Apart from the cracks otherwise visible receding around the bending curve
of my eye, I could not discern them from the patterns in the deteriorating asphalt.
The multilayered rumblings of a city after dusk gradually transformed into
the more sedated slurry of hushed undertones merging into stainless steel
clinking into liquid filled glasses being stirred with chewed on plastic straws.
In this cross-section of a labyrinth collecting mirrors, no one bothered looking
at each other directly, for the fun in that was lost long ago as their reflection's host
had been abducted into virtual oblivion for as long as we have known.

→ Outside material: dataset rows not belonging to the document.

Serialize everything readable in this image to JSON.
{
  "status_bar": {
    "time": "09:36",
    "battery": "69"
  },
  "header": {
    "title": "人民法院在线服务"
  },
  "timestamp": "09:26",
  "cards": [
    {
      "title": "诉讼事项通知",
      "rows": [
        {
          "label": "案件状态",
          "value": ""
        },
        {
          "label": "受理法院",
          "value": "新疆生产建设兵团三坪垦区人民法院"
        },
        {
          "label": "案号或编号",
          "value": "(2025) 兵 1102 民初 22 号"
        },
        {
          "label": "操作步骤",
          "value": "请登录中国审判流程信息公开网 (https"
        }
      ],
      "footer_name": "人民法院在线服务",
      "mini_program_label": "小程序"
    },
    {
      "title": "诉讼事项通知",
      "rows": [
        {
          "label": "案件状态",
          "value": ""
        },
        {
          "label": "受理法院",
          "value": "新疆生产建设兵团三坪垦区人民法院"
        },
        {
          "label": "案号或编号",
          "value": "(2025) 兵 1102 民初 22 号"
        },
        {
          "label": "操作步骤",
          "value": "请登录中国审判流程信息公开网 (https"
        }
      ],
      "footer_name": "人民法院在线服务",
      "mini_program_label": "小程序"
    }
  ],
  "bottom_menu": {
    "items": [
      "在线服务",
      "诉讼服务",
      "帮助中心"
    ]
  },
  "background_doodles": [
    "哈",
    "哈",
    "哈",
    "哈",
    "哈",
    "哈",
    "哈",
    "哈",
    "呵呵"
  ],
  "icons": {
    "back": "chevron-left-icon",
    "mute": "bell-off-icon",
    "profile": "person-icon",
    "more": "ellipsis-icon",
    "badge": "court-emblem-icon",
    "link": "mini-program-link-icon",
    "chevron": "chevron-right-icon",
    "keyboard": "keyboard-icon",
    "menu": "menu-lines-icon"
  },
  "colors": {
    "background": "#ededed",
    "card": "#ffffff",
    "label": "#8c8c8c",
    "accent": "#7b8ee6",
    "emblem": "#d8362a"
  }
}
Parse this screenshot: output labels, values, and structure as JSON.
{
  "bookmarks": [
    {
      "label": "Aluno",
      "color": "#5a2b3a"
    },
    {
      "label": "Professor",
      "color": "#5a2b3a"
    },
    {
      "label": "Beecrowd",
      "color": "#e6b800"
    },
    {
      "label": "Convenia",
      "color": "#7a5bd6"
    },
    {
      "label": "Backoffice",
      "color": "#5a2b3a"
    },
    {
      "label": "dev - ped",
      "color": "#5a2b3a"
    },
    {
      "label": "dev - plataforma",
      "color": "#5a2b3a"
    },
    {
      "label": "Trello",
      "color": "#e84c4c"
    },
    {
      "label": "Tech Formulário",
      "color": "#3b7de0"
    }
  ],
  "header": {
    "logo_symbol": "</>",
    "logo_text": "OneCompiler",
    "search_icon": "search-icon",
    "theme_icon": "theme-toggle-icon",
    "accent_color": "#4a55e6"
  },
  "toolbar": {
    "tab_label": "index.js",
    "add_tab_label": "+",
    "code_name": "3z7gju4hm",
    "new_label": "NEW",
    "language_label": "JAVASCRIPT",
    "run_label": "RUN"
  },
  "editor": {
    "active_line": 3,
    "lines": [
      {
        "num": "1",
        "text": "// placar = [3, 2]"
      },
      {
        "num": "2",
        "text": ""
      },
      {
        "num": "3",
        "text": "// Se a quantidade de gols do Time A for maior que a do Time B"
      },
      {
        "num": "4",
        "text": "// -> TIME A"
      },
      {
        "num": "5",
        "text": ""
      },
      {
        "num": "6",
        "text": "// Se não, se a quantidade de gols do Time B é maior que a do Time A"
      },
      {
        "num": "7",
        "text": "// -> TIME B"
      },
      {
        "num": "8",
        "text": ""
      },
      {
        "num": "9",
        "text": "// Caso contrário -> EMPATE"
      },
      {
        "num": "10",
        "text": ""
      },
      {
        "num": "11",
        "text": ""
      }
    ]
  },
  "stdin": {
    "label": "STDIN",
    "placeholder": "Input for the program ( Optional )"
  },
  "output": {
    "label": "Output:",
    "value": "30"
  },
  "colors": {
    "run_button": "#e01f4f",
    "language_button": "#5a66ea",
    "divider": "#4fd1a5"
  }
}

I fell into the magnified pores of her face held balanced on a whole stack
of merging surface edits as upon the barely disturbed layer of a warm bath.
An atmosphere of systematic emotions have become seasonal in me except
without any discernible order of rotation or regularity, in fact it's been several
revolutions ago that I should remember occupying any springtime at all, really.
And for that I should ordinarily feel sad, I'm beginning to determine.
Mixing the contents of my drink with the indentured straw at my disposal,
I momentarily lose track of my focus as a particular strain of melody floats by.
It has a coruscating pattern of decaying notes which drift off into the distance
like so many disintegrating flakes of ash that it renders all past the horizon
into one enormous palette of gray featurelessness the likes we haven't seen
since the moonlit October evenings out on the cracked mud plaster fields
of the valley surrounding the evaporating inland sea of the western hemisphere
on this planet earth whose name has been likened with the very dirt upon it,
for some reason I'd rather not speculate upon overmuch, I think as my drink
becomes more evenly mixed and the temperature is homogenized enough
for me to want another sip through the damaged straw of inoculation.